Obat-obatan tertentu dapat memengaruhi keseimbangan neurotransmitter dan berdampak besar pada kemampuan mengingat mimpi. Misalnya, obat antidepresan jenis SSRI diketahui dapat menekan durasi tidur REM dan mengurangi kesadaran terhadap mimpi. Sementara itu, obat antikolinergik yang menurunkan kadar asetilkolin juga berdampak pada ketajaman visual dan ingatan terhadap mimpi. Temuan ini sangat penting dalam praktik medis, terutama untuk pasien dengan gangguan neurologis atau kejiwaan.


Variasi Individu: Faktor Genetik dan Gaya Berpikir


Tidak semua orang melupakan mimpi dengan kecepatan yang sama. Sebagian orang yang dikenal sebagai "pengingat mimpi tinggi" menunjukkan konektivitas yang lebih kuat antara bagian otak temporoparietal dan korteks prefrontal medial, area yang terkait dengan kesadaran diri dan introspeksi. Sebuah studi fMRI tahun 2023 yang dimuat dalam The Journal of Neuroscience menemukan bahwa mereka yang sering mengingat mimpi memiliki aktivitas otak yang lebih tinggi di area tersebut baik saat tidur maupun terjaga. Temuan ini menunjukkan adanya dasar biologis bagi variasi dalam kemampuan mengingat mimpi.


Lupa terhadap mimpi bukanlah kesalahan otak, melainkan hasil dari sistem otak yang saling terpisah selama tidur. Kombinasi dari aktivitas prefrontal yang menurun, minimnya norepinefrin, serta gangguan dalam alur waktu menyebabkan otak menciptakan lingkungan yang cocok untuk bermimpi, tetapi tidak untuk mengingatnya.

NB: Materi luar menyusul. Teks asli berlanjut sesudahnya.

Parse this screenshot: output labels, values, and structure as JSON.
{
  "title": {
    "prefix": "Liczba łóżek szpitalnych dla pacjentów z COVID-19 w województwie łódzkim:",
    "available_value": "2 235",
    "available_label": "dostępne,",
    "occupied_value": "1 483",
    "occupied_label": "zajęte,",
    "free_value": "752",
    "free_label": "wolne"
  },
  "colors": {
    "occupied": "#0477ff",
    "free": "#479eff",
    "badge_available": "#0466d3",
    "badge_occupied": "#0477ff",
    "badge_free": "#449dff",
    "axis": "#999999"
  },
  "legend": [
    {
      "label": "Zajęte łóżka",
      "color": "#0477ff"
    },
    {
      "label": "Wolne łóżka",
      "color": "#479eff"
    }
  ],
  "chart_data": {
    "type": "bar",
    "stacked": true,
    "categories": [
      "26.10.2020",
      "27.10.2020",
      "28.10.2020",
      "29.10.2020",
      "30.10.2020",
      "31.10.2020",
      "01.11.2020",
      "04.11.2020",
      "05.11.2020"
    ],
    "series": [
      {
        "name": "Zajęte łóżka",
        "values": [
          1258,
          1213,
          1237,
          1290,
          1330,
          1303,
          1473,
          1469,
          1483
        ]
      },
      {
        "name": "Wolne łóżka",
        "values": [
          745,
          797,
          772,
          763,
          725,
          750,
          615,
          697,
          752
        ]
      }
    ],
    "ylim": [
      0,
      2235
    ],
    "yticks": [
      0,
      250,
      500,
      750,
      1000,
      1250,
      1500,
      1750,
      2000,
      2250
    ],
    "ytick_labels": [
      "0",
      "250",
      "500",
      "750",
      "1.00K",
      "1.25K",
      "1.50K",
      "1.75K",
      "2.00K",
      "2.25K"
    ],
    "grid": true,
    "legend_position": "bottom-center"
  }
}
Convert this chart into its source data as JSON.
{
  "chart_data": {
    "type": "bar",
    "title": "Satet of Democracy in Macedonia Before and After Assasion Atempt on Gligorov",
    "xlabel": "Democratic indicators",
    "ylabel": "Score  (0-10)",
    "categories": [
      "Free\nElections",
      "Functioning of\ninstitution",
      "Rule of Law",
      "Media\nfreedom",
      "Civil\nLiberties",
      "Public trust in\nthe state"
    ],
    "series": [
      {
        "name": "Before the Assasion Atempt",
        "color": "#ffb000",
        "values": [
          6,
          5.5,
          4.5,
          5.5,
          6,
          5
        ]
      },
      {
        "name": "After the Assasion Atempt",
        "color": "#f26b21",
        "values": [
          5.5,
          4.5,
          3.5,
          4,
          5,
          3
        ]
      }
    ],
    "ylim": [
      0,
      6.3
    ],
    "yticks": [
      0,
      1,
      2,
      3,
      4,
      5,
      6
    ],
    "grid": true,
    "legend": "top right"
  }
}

Memahami mekanisme ini bukan hanya memuaskan rasa penasaran, tetapi juga membuka pintu untuk wawasan baru dalam bidang medis. Dari perspektif neurologi dan ilmu tidur, fenomena ini dapat memberikan informasi berharga tentang gangguan memori, efek obat terhadap kesadaran, hingga cara kerja kesadaran manusia itu sendiri.